Hacker News new | ask | show | jobs
by Arnt 2638 days ago
The question doesn't really make sense, because that's not what unicode is.

Unicode encodes what's necessary for printing books since about 1900 (and a bit more, but that's a fair one-sentence summary). What you want to validate isn't that you'd be able to print every kind of book printed since 1900. You're only interested in some of the alphabets, and you may be interested in more functionality than just printing. For example you may need sorting, or character input with the right sort of interactive appearance changes, or equality testing.

If you decide what you want to work, then googling usually finds a suitable test quickly.

1 comments

Right, but if you're making a word processor or a web forum or a registration form what you want might be "Well, I don't speak languages that need complex scripts, but I'd be happy to support other people's scripts if it's easy"
The easiest test for "does my software handle Unicode somewhat better than dumbly" is emoji. If your users aren't already deluging you with emoji in their content in 2019, grab the emoji keyboard from your Operating System, often easy to find on most "soft keyboard overlays" such as mobile platforms. (In Windows 10 for the last year or so there are two keyboard shortcuts that work everywhere: Windows Key+. and Windows Key+;)

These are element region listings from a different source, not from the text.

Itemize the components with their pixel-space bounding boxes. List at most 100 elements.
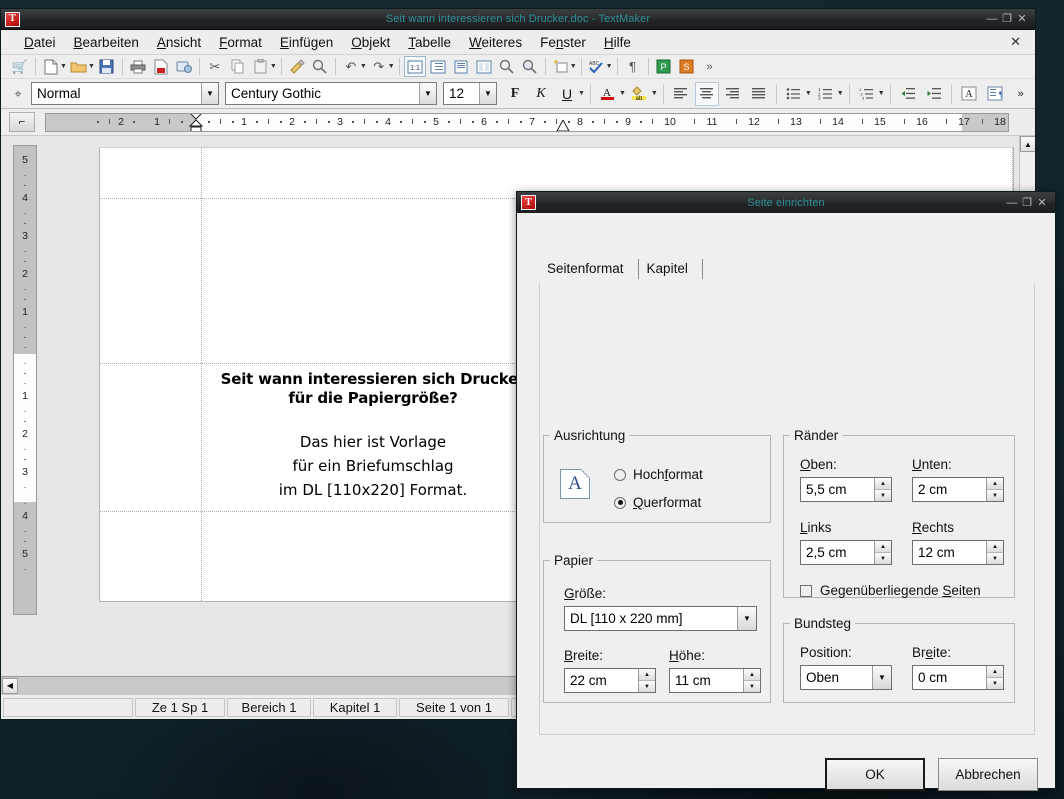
margin-right-spinner[interactable]: ▲ ▼ [912, 540, 1004, 565]
vertical-ruler[interactable]: 5 · - 4 · - 3 · - 2 · - 1 · - · · - · 1 … [13, 145, 37, 615]
radio-querformat[interactable]: Querformat [614, 495, 701, 510]
spinner-down-icon[interactable]: ▼ [987, 678, 1003, 689]
increase-indent-icon[interactable] [922, 82, 946, 106]
highlight-button[interactable]: ab [628, 82, 652, 106]
menu-bearbeiten[interactable]: Bearbeiten [65, 33, 148, 52]
cancel-button[interactable]: Abbrechen [938, 758, 1038, 791]
margin-bottom-input[interactable] [913, 478, 986, 501]
status-chapter[interactable]: Kapitel 1 [313, 698, 397, 717]
status-page[interactable]: Seite 1 von 1 [399, 698, 509, 717]
cut-icon[interactable]: ✂ [204, 56, 226, 77]
gutter-width-input[interactable] [913, 666, 986, 689]
spinner-up-icon[interactable]: ▲ [875, 541, 891, 553]
chevron-down-icon[interactable]: ▼ [872, 666, 891, 689]
find-icon[interactable] [309, 56, 331, 77]
minimize-icon[interactable]: — [1005, 196, 1019, 210]
align-justify-icon[interactable] [747, 82, 771, 106]
spinner-down-icon[interactable]: ▼ [987, 553, 1003, 564]
planmaker-icon[interactable]: S [676, 56, 698, 77]
align-center-icon[interactable] [695, 82, 719, 106]
paper-height-input[interactable] [670, 669, 743, 692]
decrease-indent-icon[interactable] [896, 82, 920, 106]
spellcheck-icon[interactable]: ABC [586, 56, 608, 77]
menu-hilfe[interactable]: Hilfe [595, 33, 640, 52]
zoom-100-icon[interactable]: 1:1 [404, 56, 426, 77]
scroll-left-icon[interactable]: ◀ [2, 678, 18, 694]
export-pdf-icon[interactable] [150, 56, 172, 77]
spinner-down-icon[interactable]: ▼ [875, 553, 891, 564]
margin-right-input[interactable] [913, 541, 986, 564]
margin-bottom-spinner[interactable]: ▲ ▼ [912, 477, 1004, 502]
chevron-down-icon[interactable]: ▼ [419, 83, 436, 104]
chevron-down-icon[interactable]: ▼ [805, 90, 812, 97]
spinner-up-icon[interactable]: ▲ [744, 669, 760, 681]
character-format-icon[interactable]: A [957, 82, 981, 106]
zoom-page-width-icon[interactable] [427, 56, 449, 77]
presentations-icon[interactable]: P [653, 56, 675, 77]
spinner-buttons[interactable]: ▲ ▼ [874, 478, 891, 501]
tab-stop-selector[interactable]: ⌐ [9, 112, 35, 132]
chevron-down-icon[interactable]: ▼ [878, 90, 885, 97]
new-document-icon[interactable] [40, 56, 62, 77]
print-icon[interactable] [127, 56, 149, 77]
document-text-block[interactable]: Seit wann interessieren sich Drucker für… [203, 370, 543, 502]
spinner-down-icon[interactable]: ▼ [744, 681, 760, 692]
paper-width-input[interactable] [565, 669, 638, 692]
dialog-titlebar[interactable]: T Seite einrichten — ❐ ✕ [517, 192, 1055, 213]
formatting-marks-icon[interactable]: ¶ [622, 56, 644, 77]
spinner-up-icon[interactable]: ▲ [987, 478, 1003, 490]
spinner-up-icon[interactable]: ▲ [639, 669, 655, 681]
spinner-down-icon[interactable]: ▼ [639, 681, 655, 692]
copy-icon[interactable] [227, 56, 249, 77]
maximize-icon[interactable]: ❐ [1020, 196, 1034, 210]
spinner-up-icon[interactable]: ▲ [987, 541, 1003, 553]
menu-fenster[interactable]: Fenster [531, 33, 595, 52]
ok-button[interactable]: OK [825, 758, 925, 791]
checkbox-indicator[interactable] [800, 585, 812, 597]
menu-format[interactable]: Format [210, 33, 271, 52]
paper-width-spinner[interactable]: ▲ ▼ [564, 668, 656, 693]
close-document-icon[interactable]: ✕ [1010, 34, 1021, 50]
margin-left-input[interactable] [801, 541, 874, 564]
format-painter-icon[interactable] [286, 56, 308, 77]
paste-icon[interactable] [250, 56, 272, 77]
spinner-up-icon[interactable]: ▲ [875, 478, 891, 490]
margin-left-spinner[interactable]: ▲ ▼ [800, 540, 892, 565]
menu-objekt[interactable]: Objekt [342, 33, 399, 52]
insert-object-icon[interactable] [550, 56, 572, 77]
zoom-in-icon[interactable] [496, 56, 518, 77]
email-icon[interactable] [173, 56, 195, 77]
cart-icon[interactable]: 🛒 [9, 56, 31, 77]
align-right-icon[interactable] [721, 82, 745, 106]
chevron-down-icon[interactable]: ▼ [201, 83, 218, 104]
close-icon[interactable]: ✕ [1035, 196, 1049, 210]
spinner-buttons[interactable]: ▲ ▼ [874, 541, 891, 564]
font-size-combo[interactable]: 12 ▼ [443, 82, 497, 105]
font-color-button[interactable]: A [596, 82, 620, 106]
italic-button[interactable]: K [529, 82, 553, 106]
spinner-buttons[interactable]: ▲ ▼ [986, 666, 1003, 689]
gutter-position-combo[interactable]: Oben ▼ [800, 665, 892, 690]
formatbar-overflow-chevron-icon[interactable]: » [1009, 82, 1033, 106]
gutter-width-spinner[interactable]: ▲ ▼ [912, 665, 1004, 690]
save-icon[interactable] [96, 56, 118, 77]
spinner-down-icon[interactable]: ▼ [987, 490, 1003, 501]
spinner-buttons[interactable]: ▲ ▼ [638, 669, 655, 692]
undo-icon[interactable]: ↶ [340, 56, 362, 77]
radio-indicator[interactable] [614, 469, 626, 481]
margin-top-input[interactable] [801, 478, 874, 501]
radio-hochformat[interactable]: Hochformat [614, 467, 703, 482]
spinner-up-icon[interactable]: ▲ [987, 666, 1003, 678]
bullet-list-icon[interactable] [782, 82, 806, 106]
underline-button[interactable]: U [555, 82, 579, 106]
toolbar-overflow-chevron-icon[interactable]: » [699, 56, 721, 77]
zoom-whole-page-icon[interactable] [450, 56, 472, 77]
outline-list-icon[interactable]: 123 [855, 82, 879, 106]
paper-height-spinner[interactable]: ▲ ▼ [669, 668, 761, 693]
paper-size-combo[interactable]: DL [110 x 220 mm] ▼ [564, 606, 757, 631]
spinner-buttons[interactable]: ▲ ▼ [986, 478, 1003, 501]
open-folder-icon[interactable] [68, 56, 90, 77]
scroll-up-icon[interactable]: ▲ [1020, 136, 1035, 152]
horizontal-ruler[interactable]: 2 1 1 2 3 4 5 [45, 113, 1009, 132]
spinner-buttons[interactable]: ▲ ▼ [986, 541, 1003, 564]
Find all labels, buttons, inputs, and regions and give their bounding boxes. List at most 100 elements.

Many emoji these days are quite complex Unicode sequences with a number of them in the so-called "Astral Plane" meaning they need more than 16-bits to accurately display (proving you aren't treating UTF-8 or UTF-16 as if it was UCS-2), and as sequences include a lot of fun non-visible codepoints ("characters") such as the Zero-Width Joiner, and are very susceptible to breaking if accidentally dropped, reordered, or otherwise spliced (possibly proving you aren't doing back string math or manipulation at the codepoint level rather than the glyph/sequence/combined-character level).

[ETA: Useful sequences to test are any that support the skin-tone and gender modifiers. On Windows, the various "cat occupation" emoji are also interesting sequences such as ninja cat and astro cat. Other platforms have similar unique "fun" sequences that are noticeable at a glance when right/wrong.]

It's not entirely true that if you support emoji well you support any Unicode user's script well, but if you support emoji well you probably don't do anything particularly stupid to make other Unicode users unhappy.

Indeed. And if you're doing other things your test is a different one. It depends.

BTW, if you want to discuss which languages's scripts are complex… office, office, office, office.